A study reveals that the sleep patterns previously thought exclusive to mammals and birds—REM and slow-wave sleep patterns —are also found in reptiles. The results shake up our understanding of the evolution of sleep.
Amniotes are a group of tetrapod vertebrates comprising reptiles, birds, and mammals. Because slow-wave sleep (SWS) and rapid eye movement sleep (REMS) are thought to be exclusive to mammals and birds, it’s believed that these sleep states evolved twice after mammals and birds diverged from reptiles. However, results by Mark Shein-Idelson et al now reveal SWS and REM sleep patterns in the Australian bearded dragon, Pogona vitticeps, suggesting that the sleep states may have evolved in a common ancestor of all amniotes, more than 300 million years ago.
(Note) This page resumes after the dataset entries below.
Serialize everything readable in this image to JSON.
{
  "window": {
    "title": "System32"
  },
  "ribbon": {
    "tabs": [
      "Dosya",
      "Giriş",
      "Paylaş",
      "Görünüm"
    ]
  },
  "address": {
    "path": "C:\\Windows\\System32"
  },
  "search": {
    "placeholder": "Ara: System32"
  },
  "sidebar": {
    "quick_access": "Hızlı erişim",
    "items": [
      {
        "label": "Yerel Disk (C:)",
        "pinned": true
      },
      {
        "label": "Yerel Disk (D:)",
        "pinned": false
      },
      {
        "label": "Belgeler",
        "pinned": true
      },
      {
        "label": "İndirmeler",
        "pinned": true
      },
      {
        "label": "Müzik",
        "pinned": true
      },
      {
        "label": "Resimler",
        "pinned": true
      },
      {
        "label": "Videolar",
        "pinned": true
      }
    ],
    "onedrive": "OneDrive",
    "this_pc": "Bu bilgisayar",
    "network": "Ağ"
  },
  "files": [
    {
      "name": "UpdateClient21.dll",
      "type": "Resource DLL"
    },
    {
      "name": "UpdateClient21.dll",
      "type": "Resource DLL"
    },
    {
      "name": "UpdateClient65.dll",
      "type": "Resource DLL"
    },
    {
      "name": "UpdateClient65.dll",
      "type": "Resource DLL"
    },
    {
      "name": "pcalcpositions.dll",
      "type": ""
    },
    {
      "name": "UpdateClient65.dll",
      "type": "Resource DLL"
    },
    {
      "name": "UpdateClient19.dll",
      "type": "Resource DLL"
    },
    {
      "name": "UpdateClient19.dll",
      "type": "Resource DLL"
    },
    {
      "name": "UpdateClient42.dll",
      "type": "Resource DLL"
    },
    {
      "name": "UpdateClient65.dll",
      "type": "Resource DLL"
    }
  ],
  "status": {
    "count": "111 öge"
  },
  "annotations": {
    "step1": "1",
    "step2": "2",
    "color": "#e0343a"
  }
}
The team implanted probes in the brains of five bearded dragons to measure their electrophysiological activity during sleep and detected identified oscillating patterns in brain activity. Similar to humans and other mammals, the dragons’ demonstrated eye movements during states of non-SWS, although the reptiles were found to cycle through these two states at much briefer duration and higher frequency. Whereas humans go through four or five 90-minute SWS-REMS cycles on average, the dragons’ experienced 350 80-second cycles, on average.
“Although similar to mammalian sleep,” the authors say, “lizard SWS and REMS resemble a stripped-down version of the richer mammalian repertoire.” Unexpectedly, the researchers found that these brain patterns originated from the anterior dorsal ventricular ridge and not from the cortex. The study is published in Science.